Il 28° turno della B si apre con il match tra Salernitana e Parma che vale ben oltre i consueti 3 punti; i tecnici delle due squadre si siederanno su panchine bollenti, nonostante l’incombente gelo di Burian. Da un lato Colantuono, con la Salernitana in piena crisi di risultati e prestazioni, dall’ altro D’Aversa, alla guida del Parma scivolato fuori dalla zona play-off dopo il sontuoso mercato invernale.

 

Arrivato per rilanciare la Salernitana del dopo Bollini, Colantuono non riesce ancora a dare un’anima alla squadra: in 9 partite soli 8 punti, frutto di 2 vittorie 2 pareggi e 5 sconfitte  (di cui 3 per 3-0) , che rappresentano evidentemente una media da retrocessione.

Ed è proprio questo lo spettro che aleggia sull’Arechi.

Le prestazioni preoccupano per la mancanza di reazione ai gol subiti mentre si manifesta la sterilità nel reparto avanzato; soprattutto nell’ultima uscita a La Spezia, gli attaccanti non si sono mai resi pericolosi e la manovra è parsa priva di idee.
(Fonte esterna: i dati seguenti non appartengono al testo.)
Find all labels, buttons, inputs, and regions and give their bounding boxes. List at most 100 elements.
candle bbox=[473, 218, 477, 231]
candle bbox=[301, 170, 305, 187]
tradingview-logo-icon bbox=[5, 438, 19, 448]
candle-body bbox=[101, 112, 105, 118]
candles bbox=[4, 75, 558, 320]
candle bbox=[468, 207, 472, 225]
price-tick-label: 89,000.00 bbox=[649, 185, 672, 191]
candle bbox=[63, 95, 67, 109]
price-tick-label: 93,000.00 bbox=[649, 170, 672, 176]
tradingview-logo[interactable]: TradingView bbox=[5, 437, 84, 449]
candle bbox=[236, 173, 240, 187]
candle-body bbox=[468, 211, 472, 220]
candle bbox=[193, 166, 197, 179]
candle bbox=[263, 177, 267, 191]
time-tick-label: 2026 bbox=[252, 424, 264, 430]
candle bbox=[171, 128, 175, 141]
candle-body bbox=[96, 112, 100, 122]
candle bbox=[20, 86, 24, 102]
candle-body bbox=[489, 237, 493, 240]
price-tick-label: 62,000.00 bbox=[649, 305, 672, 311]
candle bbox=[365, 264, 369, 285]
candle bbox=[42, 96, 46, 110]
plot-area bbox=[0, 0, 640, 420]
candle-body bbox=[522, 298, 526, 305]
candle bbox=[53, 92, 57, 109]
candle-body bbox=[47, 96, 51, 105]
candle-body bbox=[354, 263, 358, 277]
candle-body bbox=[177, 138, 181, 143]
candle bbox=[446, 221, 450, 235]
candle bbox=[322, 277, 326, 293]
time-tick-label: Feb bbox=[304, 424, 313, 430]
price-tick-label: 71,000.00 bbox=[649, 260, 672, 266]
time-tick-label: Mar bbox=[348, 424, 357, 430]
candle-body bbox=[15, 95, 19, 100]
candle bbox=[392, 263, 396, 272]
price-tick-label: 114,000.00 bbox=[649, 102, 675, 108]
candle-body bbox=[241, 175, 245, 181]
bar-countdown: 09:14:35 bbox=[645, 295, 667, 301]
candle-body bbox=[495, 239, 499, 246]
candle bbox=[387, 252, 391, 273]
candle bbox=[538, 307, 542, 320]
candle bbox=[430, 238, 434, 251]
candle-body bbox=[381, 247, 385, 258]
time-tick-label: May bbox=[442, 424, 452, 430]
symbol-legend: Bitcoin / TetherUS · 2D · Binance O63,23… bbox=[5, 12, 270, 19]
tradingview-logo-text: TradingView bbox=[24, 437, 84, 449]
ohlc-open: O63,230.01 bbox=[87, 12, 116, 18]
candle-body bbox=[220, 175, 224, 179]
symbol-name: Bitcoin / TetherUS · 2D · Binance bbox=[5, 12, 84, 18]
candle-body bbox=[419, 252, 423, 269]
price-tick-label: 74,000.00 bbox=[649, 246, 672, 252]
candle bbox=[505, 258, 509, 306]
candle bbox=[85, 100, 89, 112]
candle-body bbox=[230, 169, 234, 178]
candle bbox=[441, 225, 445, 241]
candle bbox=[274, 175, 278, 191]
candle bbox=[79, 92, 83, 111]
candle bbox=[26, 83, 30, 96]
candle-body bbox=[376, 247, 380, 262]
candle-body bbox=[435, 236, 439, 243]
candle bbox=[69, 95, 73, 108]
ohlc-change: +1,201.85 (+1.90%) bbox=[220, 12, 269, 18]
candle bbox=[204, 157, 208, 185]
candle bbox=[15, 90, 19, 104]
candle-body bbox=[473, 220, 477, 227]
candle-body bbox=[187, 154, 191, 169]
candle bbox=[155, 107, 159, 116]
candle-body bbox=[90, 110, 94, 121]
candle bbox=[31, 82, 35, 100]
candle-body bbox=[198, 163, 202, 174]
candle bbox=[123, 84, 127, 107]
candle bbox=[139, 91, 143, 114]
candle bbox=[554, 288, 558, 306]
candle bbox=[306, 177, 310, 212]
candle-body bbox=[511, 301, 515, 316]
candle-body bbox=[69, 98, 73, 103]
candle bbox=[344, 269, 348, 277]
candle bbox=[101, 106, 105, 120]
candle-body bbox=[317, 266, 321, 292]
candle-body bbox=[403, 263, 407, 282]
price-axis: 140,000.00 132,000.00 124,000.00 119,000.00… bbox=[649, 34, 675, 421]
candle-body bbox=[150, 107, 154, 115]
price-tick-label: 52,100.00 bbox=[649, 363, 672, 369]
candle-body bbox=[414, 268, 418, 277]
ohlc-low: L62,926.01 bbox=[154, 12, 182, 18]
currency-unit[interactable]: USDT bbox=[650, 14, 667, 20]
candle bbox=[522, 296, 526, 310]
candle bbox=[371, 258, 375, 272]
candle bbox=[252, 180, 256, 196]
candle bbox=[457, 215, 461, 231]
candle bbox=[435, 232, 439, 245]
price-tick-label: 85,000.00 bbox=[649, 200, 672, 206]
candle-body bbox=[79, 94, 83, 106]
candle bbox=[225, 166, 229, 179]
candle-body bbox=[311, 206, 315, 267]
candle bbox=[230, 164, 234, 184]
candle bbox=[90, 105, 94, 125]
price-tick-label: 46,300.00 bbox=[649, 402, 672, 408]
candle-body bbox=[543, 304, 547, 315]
Ai problemi in campo si aggiungono anche quelli tra proprietà e tifoseria. Tifo granata che, nonostante non faccia mai mancare l’apporto ai propri beniamini, è sempre più irritato della condotta di Lotito, a cui vanno imputati sia un mercato di riparazione quasi inesistente (di cui anche Colantuono se n’è lamentato), sia un difetto di comunicazione ormai costante nelle sue società. Le sue ultime dichiarazioni “Visto che meritano di più, trovassero chi caccia i soldi e la cedo domani mattina” non hanno fatto altro che irritare maggiormente tutta la tifoseria di Salerno.

Al momento, con 31 punti in classifica, la Salernitana è a +2 sui play-out (Entella a 29) e +4 sulla retrocessione diretta (Pro Vercelli a 27); serve quindi un immediato cambio di rotta per scongiurare una parte finale di campionato col cuore in gola, altrimenti è pronto a rientrare Bollini esonerato a inizio dicembre scorso.

 

Sponda Parma, per D’Aversa è il momento più complicato della stagione. Il mercato a gennaio porta rinforzi importanti come Da Cruz, Vacca, Gazzola, Ciciretti, ma il risultato è paradossalmente opposto: la squadra perde identità, punti, e posizioni in classifica. Nel girone di ritorno gli emiliani hanno ottenuto appena 5 punti su 6 partite, frutto dell’unica vittoria in casa col Novara poi 2 pareggi e 3 sconfitte tutte esterne, che escludono attualmente i Ducali dagli spareggi play-off, distanti comunque un punto.

Il Ds Faggiano ha più volte rassicurato mister D’Aversa che, comunque, nell’ultima uscita col Venezia ha visto progressi dei suoi, soprattutto dal punto di vista caratteriale: “La prestazione di venerdì deve essere un punto di partenza, non dobbiamo fare passi indietro ma migliorare sempre, se giochiamo come contro il Venezia è più probabile che arrivi la vittoria“ le dichiarazioni di D’Aversa nella conferenza pre-gara.

Se dovesse arrivare un altro stop, inutile dire che la posizione del mister sarebbe in discussione.